Shape-Controlled Growth and Shape-Dependent Cation Site Occupancy of Monodisperse Fe3O4 Nanoparticles

The shape control and formation mechanism of Fe3O4 nanoparticles (NPs) synthesized by a modified hot-injection method were investigated. Monodisperse Fe3O4 nanocubes terminated at {100} planes with the average size of 16.1 ± 0.9 nm were synthesized by injecting Fe precursor into reaction solution at 290 °C with a slow injection rate of 10 mL/h. When we increased the monomer concentration in solution by increasing the injection rate to 20 mL/h or doubling the precursor concentration with the same reaction time, the main terminated planes of Fe3O4 NPs became {100} and {110} planes leading to a rhombicuboctahedral shape.
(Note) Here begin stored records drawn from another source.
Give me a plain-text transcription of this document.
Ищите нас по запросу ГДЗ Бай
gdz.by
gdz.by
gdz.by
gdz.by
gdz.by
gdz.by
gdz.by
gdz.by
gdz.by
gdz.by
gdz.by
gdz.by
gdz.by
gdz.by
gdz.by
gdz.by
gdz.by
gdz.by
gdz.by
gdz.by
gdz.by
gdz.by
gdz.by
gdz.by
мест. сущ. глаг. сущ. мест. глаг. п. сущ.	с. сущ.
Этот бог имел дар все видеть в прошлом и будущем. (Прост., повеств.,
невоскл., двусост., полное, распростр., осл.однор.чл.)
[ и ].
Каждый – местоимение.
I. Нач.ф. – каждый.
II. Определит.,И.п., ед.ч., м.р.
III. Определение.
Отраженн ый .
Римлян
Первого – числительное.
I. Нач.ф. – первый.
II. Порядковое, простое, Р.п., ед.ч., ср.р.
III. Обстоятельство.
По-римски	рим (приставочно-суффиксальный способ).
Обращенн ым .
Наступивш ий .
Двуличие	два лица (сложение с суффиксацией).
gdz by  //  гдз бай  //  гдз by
The shape of NPs was strongly affected by the monomer concentration and the intrinsic surface energy of Fe3O4. The shape-induced crystallographic orientation-ordered superlattices were obtained in both cubic and rhombicuboctahedral Fe3O4 NPs. On the other hand, the shape-dependent occupancy of the cation sites was clearly observed, measured by using X-ray magnetic circular dichroism (XMCD) spectra. The octahedral sites were occupied by more ferric ions, Fe3+, when the shape of Fe3O4 NPs became cubic.